The Open Source Software Institute (OSSI) announced today the FIPS 140-2 re-validation of the OpenSSL FIPS Object Module, a cryptographic library based on the widely used OpenSSL product. The official validation certificate (#733) is now posted at the NIST FIPS 140-1 and 140-2 Cryptographic Modules Validation List (opens in new tab).
The OpenSSL FIPS Object Module is freely available for download here. The OpenSSL FIPS Object Module Security Policy and User Guide are also available for download through the OSSI website (opens in new tab) and may be used and reproduced without restriction.

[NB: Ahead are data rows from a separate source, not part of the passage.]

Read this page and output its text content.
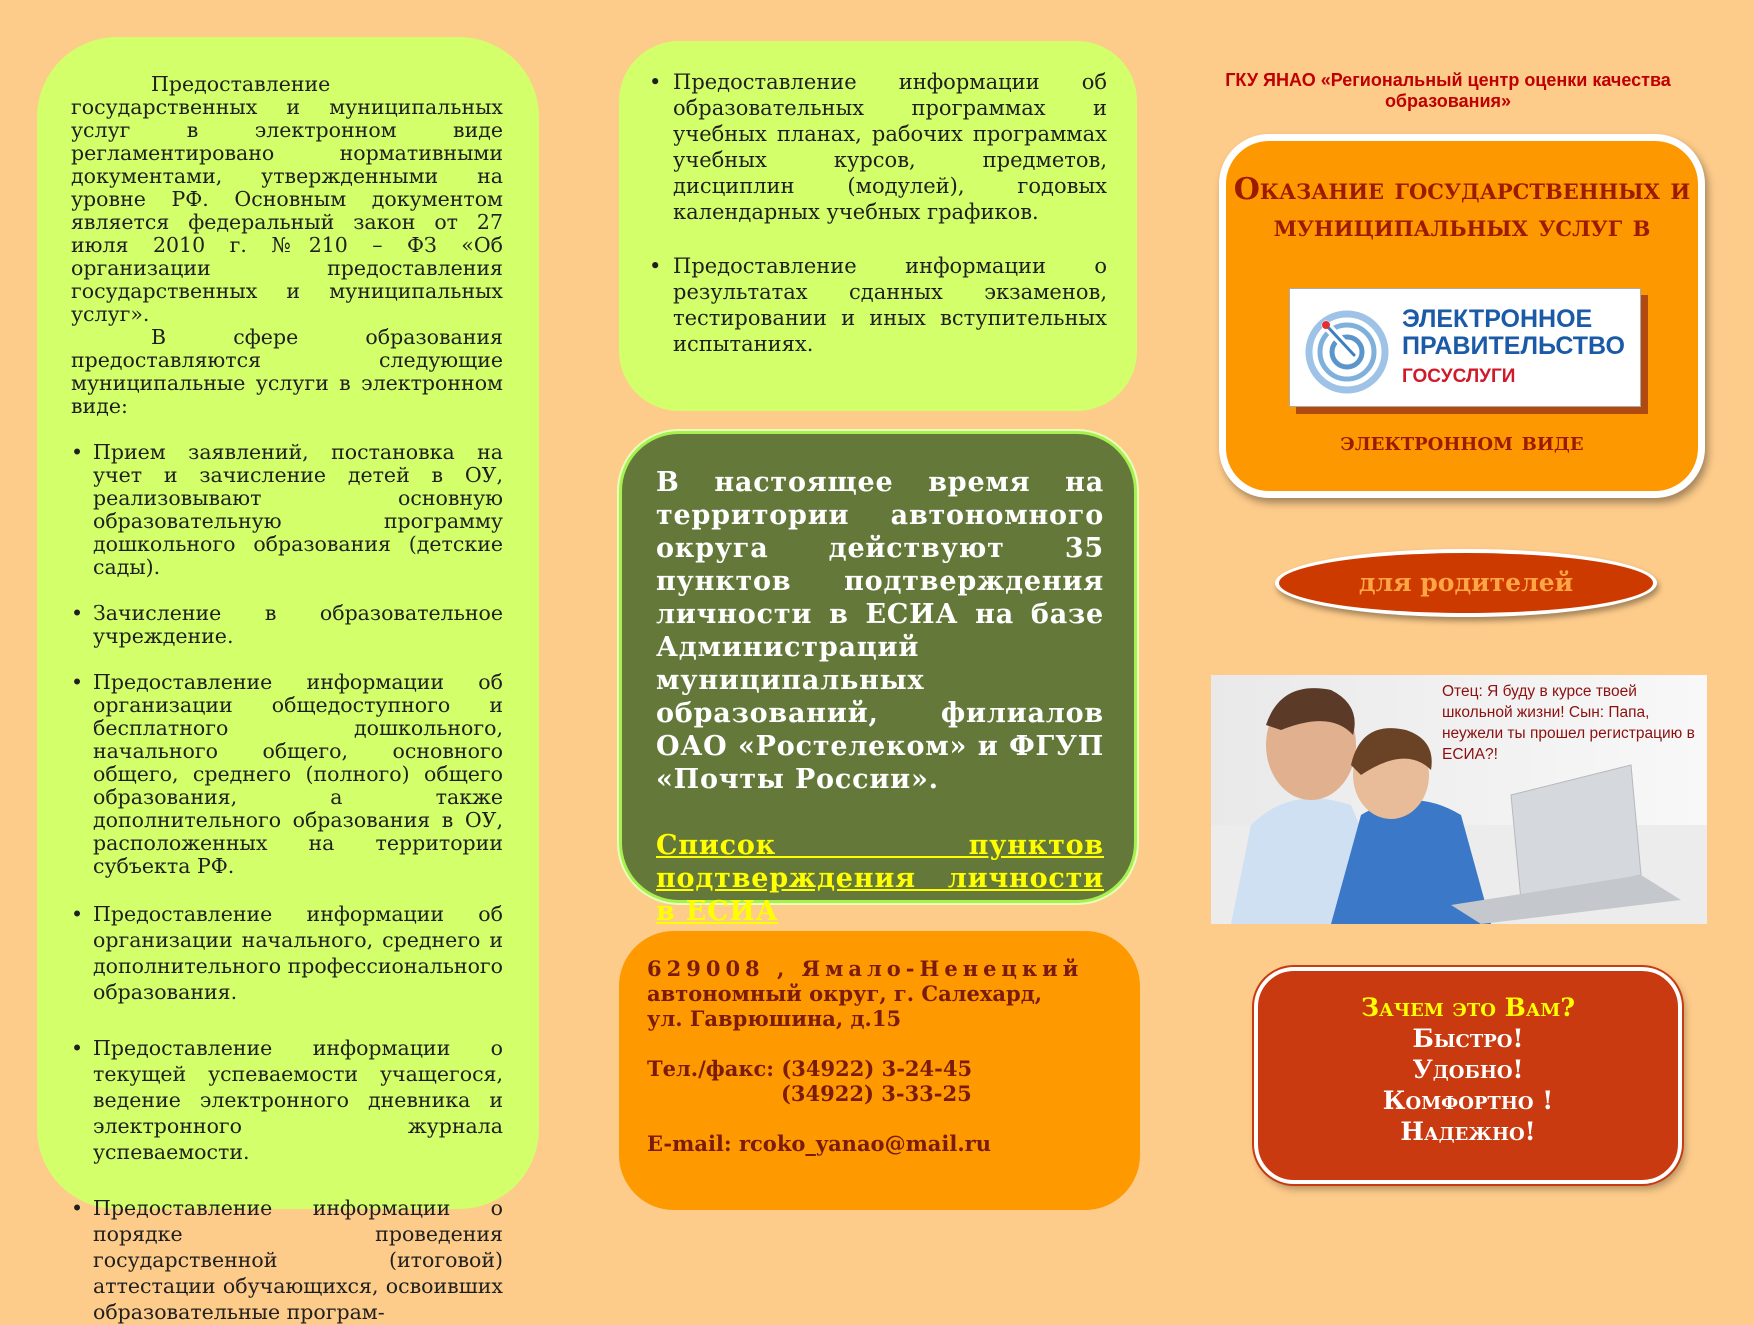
Предоставление государственных и муниципальных услуг в электронном виде регламентировано нормативными документами, утвержденными на уровне РФ. Основным документом является федеральный закон от 27 июля 2010 г. №210 – ФЗ «Об организации предоставления государственных и муниципальных услуг».

В сфере образования предоставляются следующие муниципальные услуги в электронном виде:

• Прием заявлений, постановка на учет и зачисление детей в ОУ, реализовывают основную образовательную программу дошкольного образования (детские сады).
• Зачисление в образовательное учреждение.
• Предоставление информации об организации общедоступного и бесплатного дошкольного, начального общего, основного общего, среднего (полного) общего образования, а также дополнительного образования в ОУ, расположенных на территории субъекта РФ.
• Предоставление информации об организации начального, среднего и дополнительного профессионального образования.
• Предоставление информации о текущей успеваемости учащегося, ведение электронного дневника и электронного журнала успеваемости.
• Предоставление информации о порядке проведения государственной (итоговой) аттестации обучающихся, освоивших образовательные програм-
• Предоставление информации об образовательных программах и учебных планах, рабочих программах учебных курсов, предметов, дисциплин (модулей), годовых календарных учебных графиков.
• Предоставление информации о результатах сданных экзаменов, тестировании и иных вступительных испытаниях.
В настоящее время на территории автономного округа действуют 35 пунктов подтверждения личности в ЕСИА на базе Администраций муниципальных образований, филиалов ОАО «Ростелеком» и ФГУП «Почты России».
Список пунктов подтверждения личности в ЕСИА
629008 , Ямало-Ненецкий
автономный округ, г. Салехард,
ул. Гаврюшина, д.15
Тел./факс: (34922) 3-24-45
(34922) 3-33-25
E-mail: rcoko_yanao@mail.ru
ГКУ ЯНАО «Региональный центр оценки качества образования»
Оказание государственных и муниципальных услуг в
ЭЛЕКТРОННОЕ ПРАВИТЕЛЬСТВО
ГОСУСЛУГИ
электронном виде
для родителей
Отец: Я буду в курсе твоей школьной жизни! Сын: Папа, неужели ты прошел регистрацию в ЕСИА?!
Зачем это Вам?
Быстро!
Удобно!
Комфортно !
Надежно!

"The OpenSSL FIPS Object Module is CMVP-validated software, paid for by DoD and corporate sponsors, and is now available at no additional cost for government and other entities to acquire and implement," said OSSI executive director John Weathersby. "By once again securing FIPS 140 validation for the OpenSSL Object Module, we've helped to demonstrate the validity and durability of the open source development model, even within the most stringent confines of the government Information Assurance (IA) validation process."
OpenSSL is an open source library that provides cryptographic functionality to applications such as secure web servers. The Cryptographic Module Validation Program (CMVP), a joint effort between the U.S. National Institute of Standards and Technology (NIST) and the Canadian Communications Security Establishment (CSE), validates cryptographic modules to Federal Information Processing Standards (FIPS) 140-2 and other cryptography-based standards.
"This validation is a first," noted Steve Marquess, the OSSI technical project manager for this effort. "Government programs, and the commercial vendors supplying those programs, now have access to a validated cryptographic library supporting the very popular OpenSSL API without the delays and expense of separate FIPS 140-2 validations for each and every application."
The FIPS validated OpenSSL Cryptographic Module v1.1.1 is defined as a specific discrete unit of binary object code generated from a specific OpenSSL source distribution. This source distribution is compiled to create a library that is used to provide a cryptographic API (Application Programming Interface) to external applications, and is compatible with a wide variety of hardware and operating system platforms.